Influence of natural weather variability on the thermal characterisation of a building envelope

2021 
Abstract The thermal characterisation of a building envelope is usually best performed from on-site measurements with optimised controlled indoor conditions. Conversely, occupant-friendly measurement conditions provide less informative data. Notwithstanding occupancy, the boundary conditions alone contribute to a greater extent to the energy balance, which implies that non-intrusive conditions bring into question the reproducibility and relevance of such measurement. This paper proposes an original numerical methodology to assess the reproducibility and accuracy of the estimation of the overall thermal resistance of an envelope under variable weather conditions. A comprehensive building energy model serves as reference model to produce synthetic data mimicking non-intrusive conditions, each with a different weather dataset.
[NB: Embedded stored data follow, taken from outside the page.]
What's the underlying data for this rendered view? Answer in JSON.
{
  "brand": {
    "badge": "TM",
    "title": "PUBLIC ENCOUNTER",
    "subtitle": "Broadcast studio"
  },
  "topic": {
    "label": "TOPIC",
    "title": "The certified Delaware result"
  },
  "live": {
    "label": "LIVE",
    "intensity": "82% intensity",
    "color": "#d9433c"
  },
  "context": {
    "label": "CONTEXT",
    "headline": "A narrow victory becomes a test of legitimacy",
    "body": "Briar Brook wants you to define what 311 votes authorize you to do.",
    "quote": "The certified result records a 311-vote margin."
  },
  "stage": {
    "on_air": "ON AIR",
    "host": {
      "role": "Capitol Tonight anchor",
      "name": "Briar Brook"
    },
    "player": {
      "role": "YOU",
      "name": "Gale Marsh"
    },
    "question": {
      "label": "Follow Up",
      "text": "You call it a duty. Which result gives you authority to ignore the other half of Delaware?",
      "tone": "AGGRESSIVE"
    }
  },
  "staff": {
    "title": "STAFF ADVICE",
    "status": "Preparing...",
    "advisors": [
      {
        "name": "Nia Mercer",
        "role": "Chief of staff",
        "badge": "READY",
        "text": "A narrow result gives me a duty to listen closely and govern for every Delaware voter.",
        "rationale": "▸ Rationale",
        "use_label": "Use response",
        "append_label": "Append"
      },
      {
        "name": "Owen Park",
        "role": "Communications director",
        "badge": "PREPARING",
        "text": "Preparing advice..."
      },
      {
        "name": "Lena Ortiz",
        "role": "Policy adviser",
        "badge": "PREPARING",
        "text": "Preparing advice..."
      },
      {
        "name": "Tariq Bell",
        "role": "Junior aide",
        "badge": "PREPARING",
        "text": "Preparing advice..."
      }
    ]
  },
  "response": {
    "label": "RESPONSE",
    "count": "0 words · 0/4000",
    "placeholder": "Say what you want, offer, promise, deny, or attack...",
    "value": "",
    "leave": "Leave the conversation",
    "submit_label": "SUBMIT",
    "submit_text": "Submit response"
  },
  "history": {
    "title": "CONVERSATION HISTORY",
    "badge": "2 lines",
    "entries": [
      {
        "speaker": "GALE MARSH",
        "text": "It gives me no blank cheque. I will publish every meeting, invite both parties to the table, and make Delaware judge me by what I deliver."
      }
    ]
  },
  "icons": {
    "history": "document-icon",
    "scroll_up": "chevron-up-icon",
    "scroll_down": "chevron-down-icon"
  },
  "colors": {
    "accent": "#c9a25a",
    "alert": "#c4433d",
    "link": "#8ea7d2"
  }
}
An appropriate model is calibrated from the synthetic data and provides a thermal resistance estimate. The accuracy of the estimates is then assessed in light of the particular weather conditions used for data generation. The originality also lies in the set of weather data that allow for uncertainty and global sensitivity analyses of all estimates with respect to six weather variables. The methodology is applied to a one-storey house reference model, for which thermal resistance is inferred from calibrated RC models. Robust estimations are achieved within 11 days. The outdoor temperature and the wind speed are highly influential because of the large air change rate in the case study.